Bang. The third lockdown begins. Rishi Sunak’s new package of support measures will blunt its impact for some businesses that have been particularly hard hit. But it would be naive to expect the government to be able to offset the full damage, damage that will mount inexorably as the weeks of shutdown continue. 

The package first. The chancellor has already announced the string of emergency measures, which if you tot them up come to something like £280bn. These include the job protection scheme that has been extended to the end of April. Now we have another £4.6bn of grants directed particularly at the smaller hospitality, retail and leisure businesses. It is an imaginative scheme, based on rateable value, with grants of £4,000, £6,000 or £9,000 per property. If you are running a couple of pubs two cheques for £9,000 each is very helpful. The money is spread thin, with 600,000 businesses expected to be helped. As part of the package there is £694m in a discretionary fund to help other businesses that would not benefit from a rates-based payout. After all, a lot of small firms nowadays don’t operate from a business property.  

The plan deserves a welcome, but we should be realistic about its impact. You have to see the £5bn in the context of an economy that last year was £2,170bn. So in macro-economic terms this is negligible. It is targeted and that’s great. There will be some small businesses that will scramble through the next two months that otherwise might have had to throw in the towel. But it won’t move the dial as far as the overall economy is concerned. There may be some further modest measures in the coming weeks, but for the next stage of the government’s effort to limit the damage we will have to wait until the budget in March.    

How bad will that damage be? We have a template to help us compare what will happen in the next three months, based on the experience of the first lockdown last spring. Kallum Pickering, economist at Berenberg Bank, makes the point that it will be easier to nurse the economy through for two reasons: “First, financial markets and businesses can see the light at the end of the tunnel – mass vaccination should bring a decisive end to the pandemic this year. Second, both HM Treasury and the Bank of England are already providing markets, business and households with ample policy support.”  

I think that is right, particularly the point about vaccination having a decisive effect. It is quite plausible that the speedy vaccination programme, if sustained, will enable the UK to escape this next leg of the recession ahead of Europe and maybe also the US. That is a big if, but in the hospitality business being able to open up a month earlier than might otherwise be the case may be the difference between survival and collapse.

But there will be a double dip recession. We have only just had the lockdown confirmed and estimates of its impact are just starting to come in. Thus Deutsche Bank thinks the economy will shrink by 1.3 per cent in the first quarter, then rise by 3 per cent for the second and third quarters before easing.
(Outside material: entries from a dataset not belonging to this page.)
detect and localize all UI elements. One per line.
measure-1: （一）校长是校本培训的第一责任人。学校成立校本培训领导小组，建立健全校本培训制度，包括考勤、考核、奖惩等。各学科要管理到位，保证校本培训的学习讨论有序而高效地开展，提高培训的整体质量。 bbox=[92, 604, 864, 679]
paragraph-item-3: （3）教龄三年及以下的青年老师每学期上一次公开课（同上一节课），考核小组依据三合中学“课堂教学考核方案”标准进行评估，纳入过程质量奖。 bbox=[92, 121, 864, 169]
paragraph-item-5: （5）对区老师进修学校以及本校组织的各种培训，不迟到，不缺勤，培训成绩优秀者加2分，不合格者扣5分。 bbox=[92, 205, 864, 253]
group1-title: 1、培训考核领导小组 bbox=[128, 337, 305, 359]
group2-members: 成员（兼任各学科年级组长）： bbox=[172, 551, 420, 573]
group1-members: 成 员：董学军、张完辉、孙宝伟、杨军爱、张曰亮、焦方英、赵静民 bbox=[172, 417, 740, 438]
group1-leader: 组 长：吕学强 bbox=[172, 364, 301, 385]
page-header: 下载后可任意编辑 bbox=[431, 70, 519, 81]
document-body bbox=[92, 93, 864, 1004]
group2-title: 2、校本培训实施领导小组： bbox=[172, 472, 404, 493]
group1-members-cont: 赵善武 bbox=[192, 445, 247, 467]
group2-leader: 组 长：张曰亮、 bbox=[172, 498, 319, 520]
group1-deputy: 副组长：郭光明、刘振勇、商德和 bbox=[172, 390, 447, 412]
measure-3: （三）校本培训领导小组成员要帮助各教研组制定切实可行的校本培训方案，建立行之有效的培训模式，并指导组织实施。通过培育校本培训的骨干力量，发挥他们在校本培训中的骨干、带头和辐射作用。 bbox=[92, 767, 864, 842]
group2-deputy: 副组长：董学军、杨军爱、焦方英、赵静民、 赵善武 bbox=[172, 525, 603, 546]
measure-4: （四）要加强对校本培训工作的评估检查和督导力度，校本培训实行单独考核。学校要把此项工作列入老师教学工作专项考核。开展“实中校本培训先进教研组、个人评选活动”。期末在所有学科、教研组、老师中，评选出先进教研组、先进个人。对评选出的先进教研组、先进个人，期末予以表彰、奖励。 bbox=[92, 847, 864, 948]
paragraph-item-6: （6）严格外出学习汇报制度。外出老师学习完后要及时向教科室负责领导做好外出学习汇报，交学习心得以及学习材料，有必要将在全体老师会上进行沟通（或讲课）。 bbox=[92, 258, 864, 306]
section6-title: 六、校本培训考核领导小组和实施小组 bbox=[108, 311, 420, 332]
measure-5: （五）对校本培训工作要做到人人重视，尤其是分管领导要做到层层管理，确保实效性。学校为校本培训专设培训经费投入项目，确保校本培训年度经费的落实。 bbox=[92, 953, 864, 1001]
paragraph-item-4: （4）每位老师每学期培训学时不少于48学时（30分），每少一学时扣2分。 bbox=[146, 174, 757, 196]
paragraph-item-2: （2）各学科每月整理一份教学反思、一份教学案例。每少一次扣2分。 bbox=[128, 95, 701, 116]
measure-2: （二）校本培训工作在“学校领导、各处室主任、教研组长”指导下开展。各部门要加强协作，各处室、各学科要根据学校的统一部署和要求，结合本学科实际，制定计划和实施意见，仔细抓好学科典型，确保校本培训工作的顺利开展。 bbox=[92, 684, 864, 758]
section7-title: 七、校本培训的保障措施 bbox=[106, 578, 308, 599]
It ends up with the outlook for this year broadly unchanged, as we make up the ground lost with a strong bounce afterwards.
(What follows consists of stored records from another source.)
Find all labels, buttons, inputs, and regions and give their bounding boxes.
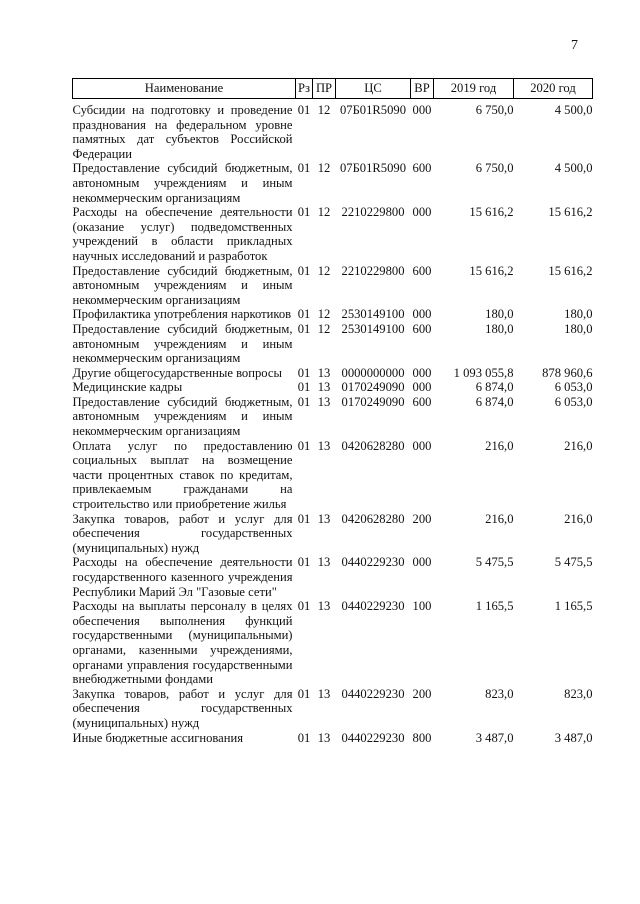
row-2019-value: 5 475,5 [475,555,514,570]
row-pr: 13 [317,730,331,745]
row-name: Медицинские кадры [72,380,183,395]
header-name: Наименование [73,79,296,99]
row-rz: 01 [297,205,311,220]
row-rz: 01 [297,555,311,570]
row-cs: 2210229800 [341,205,405,220]
row-name: Расходы на выплаты персоналу в целях обеспечения выполнения функций государственными (муниципальными) органами, казенными учреждениями, органами управления государственными внебюджетными фондами [72,599,293,687]
table-row [73,307,593,322]
row-2020-value: 6 053,0 [554,394,593,409]
row-pr: 13 [317,511,331,526]
row-2020-value: 5 475,5 [554,555,593,570]
budget-table [72,78,593,745]
row-rz: 01 [297,438,311,453]
row-cs: 0420628280 [341,438,405,453]
row-vr: 000 [412,380,432,395]
row-vr: 000 [412,438,432,453]
row-rz: 01 [297,599,311,614]
row-name: Расходы на обеспечение деятельности (оказание услуг) подведомственных учреждений в области прикладных научных исследований и разработок [72,205,293,263]
row-cs: 0170249090 [341,394,405,409]
table-row [73,205,593,263]
row-pr: 13 [317,365,331,380]
row-pr: 12 [317,161,331,176]
table-row [73,366,593,381]
row-cs: 07Б01R5090 [339,161,406,176]
row-vr: 600 [412,263,432,278]
table-row [73,687,593,731]
row-2020-value: 180,0 [564,307,593,322]
row-2019-value: 6 750,0 [475,161,514,176]
row-pr: 12 [317,307,331,322]
row-2020-value: 180,0 [564,321,593,336]
row-name: Другие общегосударственные вопросы [72,365,282,380]
row-cs: 0170249090 [341,380,405,395]
row-rz: 01 [297,511,311,526]
row-2020-value: 4 500,0 [554,161,593,176]
row-2019-value: 15 616,2 [469,263,514,278]
table-row [73,264,593,308]
table-row [73,555,593,599]
row-pr: 13 [317,599,331,614]
row-cs: 2530149100 [341,307,405,322]
row-2019-value: 15 616,2 [469,205,514,220]
table-row [73,322,593,366]
row-name: Предоставление субсидий бюджетным, автономным учреждениям и иным некоммерческим организациям [72,321,293,366]
row-pr: 13 [317,438,331,453]
row-2019-value: 3 487,0 [475,730,514,745]
row-name: Предоставление субсидий бюджетным, автономным учреждениям и иным некоммерческим организациям [72,161,293,205]
table-header [73,79,593,99]
row-2019-value: 216,0 [485,511,514,526]
table-row [73,512,593,556]
row-2019-value: 1 093 055,8 [453,365,514,380]
row-rz: 01 [297,365,311,380]
row-vr: 000 [412,103,432,117]
row-rz: 01 [297,263,311,278]
table-row [73,99,593,162]
row-name: Закупка товаров, работ и услуг для обеспечения государственных (муниципальных) нужд [72,686,293,730]
row-rz: 01 [297,394,311,409]
row-rz: 01 [297,161,311,176]
row-rz: 01 [297,380,311,395]
table-row [73,380,593,395]
row-2020-value: 3 487,0 [554,730,593,745]
row-name: Оплата услуг по предоставлению социальных выплат на возмещение части процентных ставок по кредитам, привлекаемым гражданами на строительство или приобретение жилья [72,438,293,512]
row-2019-value: 6 750,0 [475,103,514,117]
table-body [73,99,593,746]
row-pr: 12 [317,205,331,220]
row-2020-value: 4 500,0 [554,103,593,117]
row-vr: 200 [412,686,432,701]
row-cs: 0440229230 [341,599,405,614]
row-2020-value: 216,0 [564,438,593,453]
row-cs: 2530149100 [341,321,405,336]
page-number: 7 [571,38,578,53]
row-pr: 13 [317,380,331,395]
table-row [73,599,593,687]
row-cs: 07Б01R5090 [339,103,406,117]
row-cs: 0420628280 [341,511,405,526]
row-pr: 12 [317,321,331,336]
row-rz: 01 [297,103,311,117]
row-2019-value: 1 165,5 [475,599,514,614]
row-rz: 01 [297,686,311,701]
header-cs: ЦС [336,79,411,99]
header-2020: 2020 год [514,79,593,99]
row-pr: 12 [317,103,331,117]
header-pr: ПР [313,79,336,99]
header-rz: Рз [296,79,313,99]
row-rz: 01 [297,321,311,336]
row-name: Иные бюджетные ассигнования [72,730,244,745]
row-2020-value: 15 616,2 [548,205,593,220]
row-2019-value: 180,0 [485,321,514,336]
table-row [73,395,593,439]
row-cs: 0440229230 [341,555,405,570]
row-cs: 2210229800 [341,263,405,278]
row-2019-value: 180,0 [485,307,514,322]
row-pr: 13 [317,394,331,409]
row-2019-value: 6 874,0 [475,380,514,395]
row-rz: 01 [297,307,311,322]
row-vr: 000 [412,205,432,220]
row-name: Профилактика употребления наркотиков [72,307,292,322]
row-vr: 600 [412,161,432,176]
row-2019-value: 6 874,0 [475,394,514,409]
row-vr: 600 [412,394,432,409]
header-2019: 2019 год [434,79,514,99]
row-name: Расходы на обеспечение деятельности государственного казенного учреждения Республики Марий Эл "Газовые сети" [72,555,293,599]
row-pr: 12 [317,263,331,278]
row-vr: 000 [412,307,432,322]
row-vr: 000 [412,365,432,380]
row-cs: 0440229230 [341,686,405,701]
header-vr: ВР [411,79,434,99]
row-2020-value: 216,0 [564,511,593,526]
row-cs: 0000000000 [341,365,405,380]
row-2020-value: 15 616,2 [548,263,593,278]
row-vr: 100 [412,599,432,614]
row-2020-value: 823,0 [564,686,593,701]
table-row [73,731,593,746]
row-vr: 800 [412,730,432,745]
row-2020-value: 878 960,6 [542,365,593,380]
row-pr: 13 [317,555,331,570]
row-vr: 200 [412,511,432,526]
row-vr: 000 [412,555,432,570]
row-2020-value: 1 165,5 [554,599,593,614]
row-vr: 600 [412,321,432,336]
table-row [73,161,593,205]
table-row [73,439,593,512]
row-rz: 01 [297,730,311,745]
row-pr: 13 [317,686,331,701]
row-2019-value: 823,0 [485,686,514,701]
row-2019-value: 216,0 [485,438,514,453]
row-2020-value: 6 053,0 [554,380,593,395]
row-name: Закупка товаров, работ и услуг для обеспечения государственных (муниципальных) нужд [72,511,293,555]
row-cs: 0440229230 [341,730,405,745]
row-name: Предоставление субсидий бюджетным, автономным учреждениям и иным некоммерческим организациям [72,394,293,439]
row-name: Субсидии на подготовку и проведение празднования на федеральном уровне памятных дат субъектов Российской Федерации [72,103,293,161]
row-name: Предоставление субсидий бюджетным, автономным учреждениям и иным некоммерческим организациям [72,263,293,307]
What the experience of the past year has taught us is to be very cautious about all economic forecasts. However, a common sense conclusion would be: (a) that there will be no return to normal economic activity until most vulnerable people and most key workers have been vaccinated; and (b) once that has happened it will still be a bumpy ride with some sectors racing back, but others sorely wounded by what has happened. This is not fair, and while Rishi Sunak deserves credit for trying to make outcomes a little fairer, a lot of decent businesses have a miserable few weeks ahead.